Add a user to the sudoers file on Linux easily

If you need to add your user on a Linux system to the /etc/sudoers file, this is how to do it properly.

I am adding a new UNIX user to my system. This user will have sudo access.

[email protected]:~$ sudo adduser adler
Adding user `adler' ...
Adding new group `adler' (1002) ...
Adding new user `adler' (1002) with group `adler' ...
Creating home directory `/home/adler' ...
Copying files from `/etc/skel' ...
Enter new UNIX password: 
Retype new UNIX password: 
passwd: password updated successfully
Changing the user information for adler
Enter the new value, or press ENTER for the default
	Full Name []: UNIX User.
	Room Number []: 101100001010
	Work Phone []: 
	Home Phone []: 
	Other []: 
Is the information correct? [Y/n] Y

Then we add the user adler to the sudoers file.
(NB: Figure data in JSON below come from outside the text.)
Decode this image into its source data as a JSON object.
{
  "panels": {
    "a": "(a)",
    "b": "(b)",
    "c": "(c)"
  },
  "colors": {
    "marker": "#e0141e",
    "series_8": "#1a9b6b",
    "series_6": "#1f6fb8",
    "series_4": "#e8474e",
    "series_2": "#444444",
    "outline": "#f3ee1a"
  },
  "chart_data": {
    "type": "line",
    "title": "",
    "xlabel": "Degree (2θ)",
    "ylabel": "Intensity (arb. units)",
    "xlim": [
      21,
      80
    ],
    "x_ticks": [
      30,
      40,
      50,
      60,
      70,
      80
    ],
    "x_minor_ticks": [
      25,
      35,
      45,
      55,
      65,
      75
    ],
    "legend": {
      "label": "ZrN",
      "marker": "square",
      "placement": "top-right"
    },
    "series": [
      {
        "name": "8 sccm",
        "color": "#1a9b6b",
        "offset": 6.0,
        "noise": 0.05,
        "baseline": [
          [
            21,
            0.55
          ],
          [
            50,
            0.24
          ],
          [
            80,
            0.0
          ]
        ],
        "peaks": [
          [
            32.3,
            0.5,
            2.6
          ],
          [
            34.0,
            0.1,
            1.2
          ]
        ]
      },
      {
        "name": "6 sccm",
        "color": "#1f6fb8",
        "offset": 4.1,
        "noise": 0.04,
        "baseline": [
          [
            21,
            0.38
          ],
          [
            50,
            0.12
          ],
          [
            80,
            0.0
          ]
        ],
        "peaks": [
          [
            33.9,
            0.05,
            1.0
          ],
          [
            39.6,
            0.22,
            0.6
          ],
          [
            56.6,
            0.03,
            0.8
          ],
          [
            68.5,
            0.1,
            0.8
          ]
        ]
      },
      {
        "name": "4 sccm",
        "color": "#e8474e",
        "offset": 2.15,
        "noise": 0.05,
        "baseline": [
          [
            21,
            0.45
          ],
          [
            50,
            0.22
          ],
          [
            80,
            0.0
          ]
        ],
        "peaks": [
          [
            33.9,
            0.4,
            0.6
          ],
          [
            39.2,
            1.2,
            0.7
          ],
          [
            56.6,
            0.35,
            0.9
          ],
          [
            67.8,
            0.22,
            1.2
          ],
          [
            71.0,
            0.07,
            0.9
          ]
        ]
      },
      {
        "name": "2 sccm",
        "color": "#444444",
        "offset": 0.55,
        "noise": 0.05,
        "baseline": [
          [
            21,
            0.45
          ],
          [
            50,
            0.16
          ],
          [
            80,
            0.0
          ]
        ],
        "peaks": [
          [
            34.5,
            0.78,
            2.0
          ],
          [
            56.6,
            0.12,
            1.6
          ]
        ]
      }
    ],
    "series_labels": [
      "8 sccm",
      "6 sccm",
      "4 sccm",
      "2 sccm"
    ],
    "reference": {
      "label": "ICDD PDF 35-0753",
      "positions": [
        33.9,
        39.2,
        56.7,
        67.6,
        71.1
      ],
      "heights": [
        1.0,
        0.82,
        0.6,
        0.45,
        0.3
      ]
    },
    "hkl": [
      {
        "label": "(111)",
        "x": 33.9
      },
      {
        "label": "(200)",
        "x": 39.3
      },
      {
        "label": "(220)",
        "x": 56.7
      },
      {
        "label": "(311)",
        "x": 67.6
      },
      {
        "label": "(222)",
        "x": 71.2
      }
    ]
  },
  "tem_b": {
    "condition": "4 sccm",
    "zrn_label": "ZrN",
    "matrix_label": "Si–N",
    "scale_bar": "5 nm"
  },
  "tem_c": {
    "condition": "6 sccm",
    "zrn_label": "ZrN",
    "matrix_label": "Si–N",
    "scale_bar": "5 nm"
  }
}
Use the visudo command for this task.

[email protected]:~$ sudo visudo

Then add the adler user to the file and save.

#
# This file MUST be edited with the 'visudo' command as root.
#
# Please consider adding local content in /etc/sudoers.d/ instead of
# directly modifying this file.
#
# See the man page for details on how to write a sudoers file.
#
Defaults        env_reset
Defaults        mail_badpass
Defaults        secure_path="/usr/local/sbin:/usr/local/bin:/usr/sbin:/usr/bin:/sbin:/bin:/snap/bin"
 
# Host alias specification
 
# User alias specification
 
# Cmnd alias specification
 
# User privilege specification
root    ALL=(ALL:ALL) ALL
 
# Members of the admin group may gain root privileges
%admin ALL=(ALL) ALL
 
# Allow members of group sudo to execute any command
%sudo   ALL=(ALL:ALL) ALL
adler   ALL=(ALL:ALL) ALL
 
# See sudoers(5) for more information on "#include" directives:
 
#includedir /etc/sudoers.d

This will add the user adler to the /etc/sudoers file and then he will be able to execute commands after entering his password.

That is how easy this is. Remember to NEVER edit the /etc/sudoers file directly. Always use the visudo command.